Monday, Aug. 06, 1928

Stockmarket

With $500,000 surplus cash to put aside until it is needed, a corporation usually does one of two things. It may bury the money, either in gilt-edged securities, yielding from 3 to 4%, or in its bank account, where it draws 2% as a commercial deposit. Or it may ask the bank to lend the money out on call, at interest rates ranging from 5 to 10%. As the bank asks only a small commission for this service and generally assumes all the risk, the conversion of surpluses into call loans has become a popular feature of corporation financing. In the last year, the total of such loans has risen from $906,144,000 to $1,808,645,000. To the corporations, this practice seems both obvious and admirable. But to the paternal superbankers, guarding the money market, it appears highly hazardous, deeply disturbing. Last week, the issue became acute, the crucial phase of the war of the bankers and the speculators.

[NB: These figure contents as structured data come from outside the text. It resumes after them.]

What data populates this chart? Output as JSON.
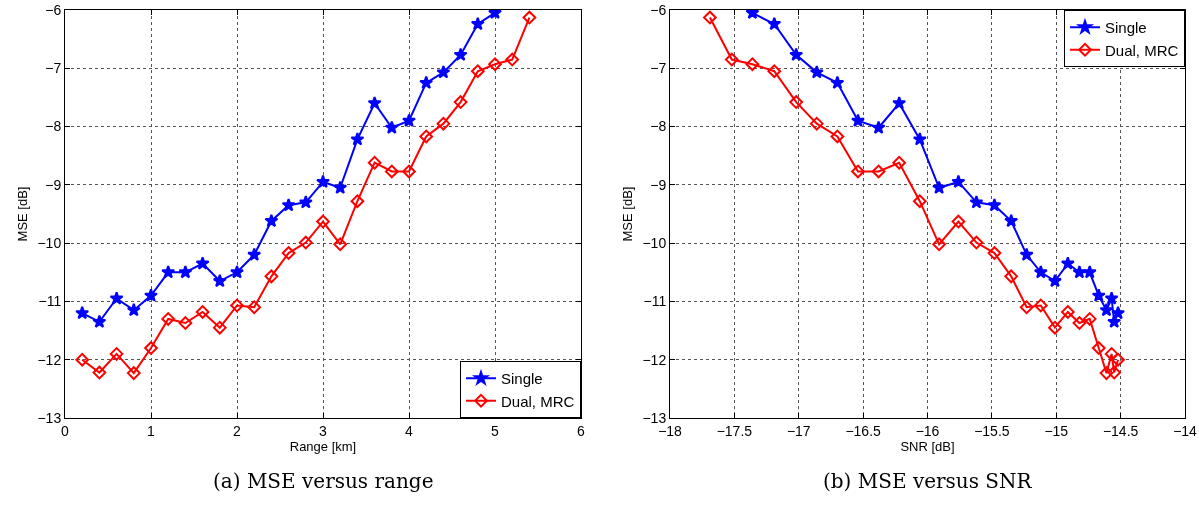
{
  "chart_data": [
    {
      "type": "line",
      "xlabel": "Range [km]",
      "ylabel": "MSE [dB]",
      "annotations": [
        "(a) MSE versus range"
      ],
      "xlim": [
        0,
        6
      ],
      "xticks": [
        0,
        1,
        2,
        3,
        4,
        5,
        6
      ],
      "ylim": [
        -13,
        -6
      ],
      "yticks": [
        {
          "value": -13,
          "label": "−13"
        },
        {
          "value": -12,
          "label": "−12"
        },
        {
          "value": -11,
          "label": "−11"
        },
        {
          "value": -10,
          "label": "−10"
        },
        {
          "value": -9,
          "label": "−9"
        },
        {
          "value": -8,
          "label": "−8"
        },
        {
          "value": -7,
          "label": "−7"
        },
        {
          "value": -6,
          "label": "−6"
        }
      ],
      "grid": true,
      "legend": "bottom right",
      "line_style": "solid",
      "series": [
        {
          "name": "Single",
          "color": "#0000ff",
          "marker": "star",
          "x": [
            0.2,
            0.4,
            0.6,
            0.8,
            1.0,
            1.2,
            1.4,
            1.6,
            1.8,
            2.0,
            2.2,
            2.4,
            2.6,
            2.8,
            3.0,
            3.2,
            3.4,
            3.6,
            3.8,
            4.0,
            4.2,
            4.4,
            4.6,
            4.8,
            5.0
          ],
          "values": [
            -11.2,
            -11.35,
            -10.95,
            -11.15,
            -10.9,
            -10.5,
            -10.5,
            -10.35,
            -10.65,
            -10.5,
            -10.2,
            -9.62,
            -9.35,
            -9.3,
            -8.95,
            -9.05,
            -8.22,
            -7.6,
            -8.02,
            -7.9,
            -7.25,
            -7.07,
            -6.77,
            -6.24,
            -6.05
          ]
        },
        {
          "name": "Dual, MRC",
          "color": "#ff0000",
          "marker": "diamond",
          "x": [
            0.2,
            0.4,
            0.6,
            0.8,
            1.0,
            1.2,
            1.4,
            1.6,
            1.8,
            2.0,
            2.2,
            2.4,
            2.6,
            2.8,
            3.0,
            3.2,
            3.4,
            3.6,
            3.8,
            4.0,
            4.2,
            4.4,
            4.6,
            4.8,
            5.0,
            5.2,
            5.4
          ],
          "values": [
            -12.0,
            -12.22,
            -11.9,
            -12.23,
            -11.8,
            -11.3,
            -11.37,
            -11.18,
            -11.45,
            -11.07,
            -11.1,
            -10.57,
            -10.17,
            -9.99,
            -9.63,
            -10.02,
            -9.28,
            -8.62,
            -8.77,
            -8.77,
            -8.17,
            -7.95,
            -7.58,
            -7.05,
            -6.93,
            -6.85,
            -6.13
          ]
        }
      ]
    },
    {
      "type": "line",
      "xlabel": "SNR [dB]",
      "ylabel": "MSE [dB]",
      "annotations": [
        "(b) MSE versus SNR"
      ],
      "xlim": [
        -18,
        -14
      ],
      "xticks": [
        {
          "value": -18,
          "label": "−18"
        },
        {
          "value": -17.5,
          "label": "−17.5"
        },
        {
          "value": -17,
          "label": "−17"
        },
        {
          "value": -16.5,
          "label": "−16.5"
        },
        {
          "value": -16,
          "label": "−16"
        },
        {
          "value": -15.5,
          "label": "−15.5"
        },
        {
          "value": -15,
          "label": "−15"
        },
        {
          "value": -14.5,
          "label": "−14.5"
        },
        {
          "value": -14,
          "label": "−14"
        }
      ],
      "ylim": [
        -13,
        -6
      ],
      "yticks": [
        {
          "value": -13,
          "label": "−13"
        },
        {
          "value": -12,
          "label": "−12"
        },
        {
          "value": -11,
          "label": "−11"
        },
        {
          "value": -10,
          "label": "−10"
        },
        {
          "value": -9,
          "label": "−9"
        },
        {
          "value": -8,
          "label": "−8"
        },
        {
          "value": -7,
          "label": "−7"
        },
        {
          "value": -6,
          "label": "−6"
        }
      ],
      "grid": true,
      "legend": "top right",
      "line_style": "solid",
      "series": [
        {
          "name": "Single",
          "color": "#0000ff",
          "marker": "star",
          "x": [
            -17.36,
            -17.19,
            -17.02,
            -16.86,
            -16.7,
            -16.54,
            -16.38,
            -16.22,
            -16.06,
            -15.91,
            -15.76,
            -15.62,
            -15.48,
            -15.35,
            -15.23,
            -15.12,
            -15.01,
            -14.91,
            -14.82,
            -14.74,
            -14.67,
            -14.61,
            -14.57,
            -14.55,
            -14.52
          ],
          "values": [
            -6.05,
            -6.24,
            -6.77,
            -7.07,
            -7.25,
            -7.9,
            -8.02,
            -7.6,
            -8.22,
            -9.05,
            -8.95,
            -9.3,
            -9.35,
            -9.62,
            -10.2,
            -10.5,
            -10.65,
            -10.35,
            -10.5,
            -10.5,
            -10.9,
            -11.15,
            -10.95,
            -11.35,
            -11.2
          ]
        },
        {
          "name": "Dual, MRC",
          "color": "#ff0000",
          "marker": "diamond",
          "x": [
            -17.69,
            -17.52,
            -17.36,
            -17.19,
            -17.02,
            -16.86,
            -16.7,
            -16.54,
            -16.38,
            -16.22,
            -16.06,
            -15.91,
            -15.76,
            -15.62,
            -15.48,
            -15.35,
            -15.23,
            -15.12,
            -15.01,
            -14.91,
            -14.82,
            -14.74,
            -14.67,
            -14.61,
            -14.57,
            -14.55,
            -14.52
          ],
          "values": [
            -6.13,
            -6.85,
            -6.93,
            -7.05,
            -7.58,
            -7.95,
            -8.17,
            -8.77,
            -8.77,
            -8.62,
            -9.28,
            -10.02,
            -9.63,
            -9.99,
            -10.17,
            -10.57,
            -11.1,
            -11.07,
            -11.45,
            -11.18,
            -11.37,
            -11.3,
            -11.8,
            -12.23,
            -11.9,
            -12.22,
            -12.0
          ]
        }
      ]
    }
  ]
}
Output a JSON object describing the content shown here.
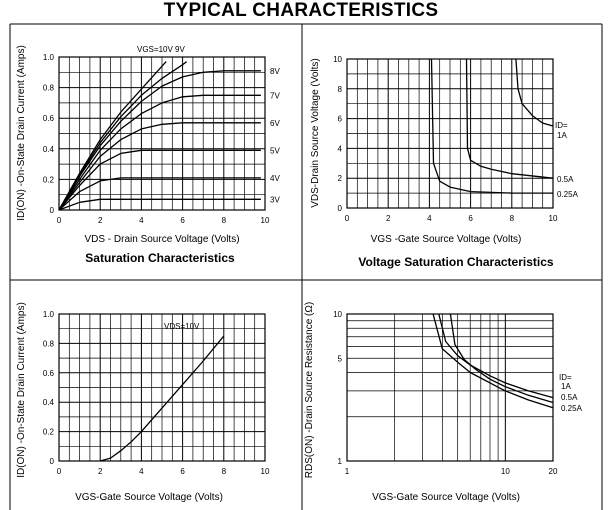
{
  "page_title": "TYPICAL CHARACTERISTICS",
  "chart_data": [
    {
      "id": "sat",
      "type": "line",
      "title": "Saturation Characteristics",
      "xlabel": "VDS - Drain Source Voltage (Volts)",
      "ylabel": "ID(ON) -On-State Drain Current (Amps)",
      "xlim": [
        0,
        10
      ],
      "ylim": [
        0,
        1.0
      ],
      "xticks": [
        0,
        2,
        4,
        6,
        8,
        10
      ],
      "yticks": [
        0,
        0.2,
        0.4,
        0.6,
        0.8,
        1.0
      ],
      "xtick_labels": [
        "0",
        "2",
        "4",
        "6",
        "8",
        "10"
      ],
      "ytick_labels": [
        "0",
        "0.2",
        "0.4",
        "0.6",
        "0.8",
        "1.0"
      ],
      "grid": true,
      "top_annotation": "VGS=10V  9V",
      "series": [
        {
          "name": "10V",
          "label": "",
          "x": [
            0,
            1,
            2,
            3,
            4,
            5,
            5.2
          ],
          "y": [
            0,
            0.24,
            0.46,
            0.64,
            0.79,
            0.94,
            0.97
          ]
        },
        {
          "name": "9V",
          "label": "",
          "x": [
            0,
            1,
            2,
            3,
            4,
            5,
            6,
            6.2
          ],
          "y": [
            0,
            0.23,
            0.44,
            0.61,
            0.75,
            0.86,
            0.95,
            0.97
          ]
        },
        {
          "name": "8V",
          "label": "8V",
          "x": [
            0,
            1,
            2,
            3,
            4,
            5,
            6,
            7,
            8,
            9.8
          ],
          "y": [
            0,
            0.22,
            0.42,
            0.58,
            0.71,
            0.81,
            0.87,
            0.9,
            0.91,
            0.91
          ]
        },
        {
          "name": "7V",
          "label": "7V",
          "x": [
            0,
            1,
            2,
            3,
            4,
            5,
            6,
            7,
            8,
            9.8
          ],
          "y": [
            0,
            0.2,
            0.39,
            0.53,
            0.63,
            0.7,
            0.74,
            0.75,
            0.75,
            0.75
          ]
        },
        {
          "name": "6V",
          "label": "6V",
          "x": [
            0,
            1,
            2,
            3,
            4,
            5,
            6,
            7,
            9.8
          ],
          "y": [
            0,
            0.18,
            0.35,
            0.46,
            0.53,
            0.56,
            0.57,
            0.57,
            0.57
          ]
        },
        {
          "name": "5V",
          "label": "5V",
          "x": [
            0,
            1,
            2,
            3,
            4,
            5,
            9.8
          ],
          "y": [
            0,
            0.16,
            0.3,
            0.37,
            0.39,
            0.39,
            0.39
          ]
        },
        {
          "name": "4V",
          "label": "4V",
          "x": [
            0,
            1,
            2,
            3,
            4,
            9.8
          ],
          "y": [
            0,
            0.12,
            0.19,
            0.21,
            0.21,
            0.21
          ]
        },
        {
          "name": "3V",
          "label": "3V",
          "x": [
            0,
            1,
            2,
            3,
            4,
            9.8
          ],
          "y": [
            0,
            0.05,
            0.07,
            0.07,
            0.07,
            0.07
          ]
        }
      ]
    },
    {
      "id": "vsat",
      "type": "line",
      "title": "Voltage Saturation Characteristics",
      "xlabel": "VGS -Gate Source Voltage (Volts)",
      "ylabel": "VDS-Drain Source Voltage (Volts)",
      "xlim": [
        0,
        10
      ],
      "ylim": [
        0,
        10
      ],
      "xticks": [
        0,
        2,
        4,
        6,
        8,
        10
      ],
      "yticks": [
        0,
        2,
        4,
        6,
        8,
        10
      ],
      "xtick_labels": [
        "0",
        "2",
        "4",
        "6",
        "8",
        "10"
      ],
      "ytick_labels": [
        "0",
        "2",
        "4",
        "6",
        "8",
        "10"
      ],
      "grid": true,
      "legend_title": "ID=",
      "series": [
        {
          "name": "1A",
          "label": "1A",
          "x": [
            8.2,
            8.3,
            8.5,
            9.0,
            9.5,
            10
          ],
          "y": [
            10,
            8,
            7,
            6.2,
            5.7,
            5.5
          ]
        },
        {
          "name": "0.5A",
          "label": "0.5A",
          "x": [
            5.8,
            5.85,
            6.0,
            6.5,
            7,
            8,
            10
          ],
          "y": [
            10,
            4.0,
            3.2,
            2.8,
            2.6,
            2.3,
            2.0
          ]
        },
        {
          "name": "0.25A",
          "label": "0.25A",
          "x": [
            4.1,
            4.2,
            4.5,
            5,
            6,
            8,
            10
          ],
          "y": [
            10,
            3.0,
            1.8,
            1.4,
            1.1,
            1.0,
            1.0
          ]
        }
      ]
    },
    {
      "id": "transfer",
      "type": "line",
      "title": "",
      "xlabel": "VGS-Gate Source Voltage  (Volts)",
      "ylabel": "ID(ON) -On-State Drain Current (Amps)",
      "xlim": [
        0,
        10
      ],
      "ylim": [
        0,
        1.0
      ],
      "xticks": [
        0,
        2,
        4,
        6,
        8,
        10
      ],
      "yticks": [
        0,
        0.2,
        0.4,
        0.6,
        0.8,
        1.0
      ],
      "xtick_labels": [
        "0",
        "2",
        "4",
        "6",
        "8",
        "10"
      ],
      "ytick_labels": [
        "0",
        "0.2",
        "0.4",
        "0.6",
        "0.8",
        "1.0"
      ],
      "grid": true,
      "annotation": "VDS=10V",
      "series": [
        {
          "name": "VDS=10V",
          "label": "",
          "x": [
            2,
            2.5,
            3,
            3.5,
            4,
            5,
            6,
            7,
            8
          ],
          "y": [
            0,
            0.02,
            0.07,
            0.13,
            0.2,
            0.36,
            0.52,
            0.68,
            0.85
          ]
        }
      ]
    },
    {
      "id": "rds",
      "type": "line",
      "title": "",
      "xlabel": "VGS-Gate Source Voltage (Volts)",
      "ylabel": "RDS(ON) -Drain Source Resistance (Ω)",
      "xscale": "log",
      "yscale": "log",
      "xlim": [
        1,
        20
      ],
      "ylim": [
        1,
        10
      ],
      "xticks": [
        1,
        10,
        20
      ],
      "yticks": [
        1,
        5,
        10
      ],
      "xtick_labels": [
        "1",
        "10",
        "20"
      ],
      "ytick_labels": [
        "1",
        "5",
        "10"
      ],
      "grid": true,
      "legend_title": "ID=",
      "series": [
        {
          "name": "1A",
          "label": "1A",
          "x": [
            3.8,
            4.2,
            5,
            6,
            8,
            10,
            14,
            20
          ],
          "y": [
            10,
            6.5,
            5.2,
            4.5,
            3.8,
            3.4,
            3.0,
            2.7
          ]
        },
        {
          "name": "0.5A",
          "label": "0.5A",
          "x": [
            4.5,
            4.8,
            5.5,
            6.5,
            8,
            10,
            14,
            20
          ],
          "y": [
            10,
            6.2,
            4.9,
            4.2,
            3.6,
            3.2,
            2.8,
            2.5
          ]
        },
        {
          "name": "0.25A",
          "label": "0.25A",
          "x": [
            3.5,
            4,
            5,
            6,
            8,
            10,
            14,
            20
          ],
          "y": [
            10,
            5.8,
            4.7,
            4.0,
            3.4,
            3.0,
            2.6,
            2.3
          ]
        }
      ]
    }
  ]
}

Clear were the battle-lines. Corporations contended simply that 5 1/2% or 6% is better than 2%. Bankers argued: 1) that the money market will never be stable, settled, with such a staggering amount of money on call, likely to be withdrawn at any moment when the corporations may need it; and 2) that too much money is diverted to speculation, too little to the economic needs of the U. S. Councils of war followed. Bankers considered increasing the charge made for placing the loans, fixing a minimum amount to be lent. Corporations countered by throwing an additional $36,913,000 on the call loan heap. Cried Charles Edwin Mitchell, president of the National City Bank: "It is a dangerous and unhealthy trend." Said able Vice President Francis Hinckley Sisson of the Guaranty Trust Co: "This is one of the by-products of prosperity with which we have not learned to dal." Warned the wise Cleveland Trust Co.: "Clearly a reform is needed in New York banking practice." Screamed the financial writers, sensationally: "Boot leg Loans! Outlaw Banking!" Depressed, discouraged, the bond market fell to 98.29, the year's new low. But the stockmarket, still optimistic, held its own, advanced a little.